Which sample rate should I use? What are inter-sample peaks? Dithering. Headroom. Bit resolution. Learn all these critical digital audio concepts to enhance your recordings and optimize them for playback & streaming.
In Digital Audio Basics #1: What You Need to Know, we covered the basic elements of digital audio. Now, let’s take a deeper dive, and find out how to use digital audio to its maximum potential.
Hardware Resolution vs. Recording-Software Resolution
Recording resolution, as discussed in Part 1, describes the accuracy with which your system can capture audio and convert that data into numbers. However, once those numbers are in your computer, they’ll be manipulated—which brings us to a different kind of resolution.
Here’s why it’s needed, and how to optimize it in your software.
Changing levels in your software involves multiplying and dividing the numbers that represent digital audio. So, it’s easy to end up with totals that require higher resolution. Consider this simple example: If you multiply 2 x 2, you need only 1 digit (4) to represent the result. But if you multiply 2 x 9—which are both single-digit numbers—you now need two digits to give the result of 18.

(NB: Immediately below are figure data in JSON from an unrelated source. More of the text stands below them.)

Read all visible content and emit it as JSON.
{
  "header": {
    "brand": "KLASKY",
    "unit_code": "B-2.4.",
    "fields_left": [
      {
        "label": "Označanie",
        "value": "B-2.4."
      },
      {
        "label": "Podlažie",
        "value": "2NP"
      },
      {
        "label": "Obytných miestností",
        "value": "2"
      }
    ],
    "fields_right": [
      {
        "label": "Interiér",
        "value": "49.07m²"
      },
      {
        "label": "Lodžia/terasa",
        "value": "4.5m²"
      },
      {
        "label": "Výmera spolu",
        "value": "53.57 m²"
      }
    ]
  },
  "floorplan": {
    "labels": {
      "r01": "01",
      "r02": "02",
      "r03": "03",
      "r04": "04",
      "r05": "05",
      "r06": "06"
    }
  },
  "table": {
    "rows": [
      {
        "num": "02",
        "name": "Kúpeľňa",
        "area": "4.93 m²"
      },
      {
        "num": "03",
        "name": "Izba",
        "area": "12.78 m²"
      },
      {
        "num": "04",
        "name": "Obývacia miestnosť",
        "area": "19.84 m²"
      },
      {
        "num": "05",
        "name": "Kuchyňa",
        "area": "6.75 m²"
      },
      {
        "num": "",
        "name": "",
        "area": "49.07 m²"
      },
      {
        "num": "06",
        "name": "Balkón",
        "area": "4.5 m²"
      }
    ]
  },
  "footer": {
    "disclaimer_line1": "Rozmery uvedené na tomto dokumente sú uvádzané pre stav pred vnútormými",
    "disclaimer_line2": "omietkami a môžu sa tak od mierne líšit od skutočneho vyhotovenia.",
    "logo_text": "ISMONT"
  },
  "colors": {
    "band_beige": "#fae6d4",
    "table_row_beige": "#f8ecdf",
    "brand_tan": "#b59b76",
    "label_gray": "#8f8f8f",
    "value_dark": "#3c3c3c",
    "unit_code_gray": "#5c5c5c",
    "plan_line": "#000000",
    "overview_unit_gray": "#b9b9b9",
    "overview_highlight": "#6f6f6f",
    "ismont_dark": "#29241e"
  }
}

So, performing mathematical operations on a 24-bit number can create results that require more than 24 bits of resolution. If you round off the result to 24 bits, after multiple mathematical operations the rounding off could lead to errors that might be audible.
As a result, the resolution that’s used by the audio engine inside your computer to process audio will have a higher resolution than, and be independent of, the recording resolution. This audio engine resolution, also called processing resolution, will be set in your program’s preferences.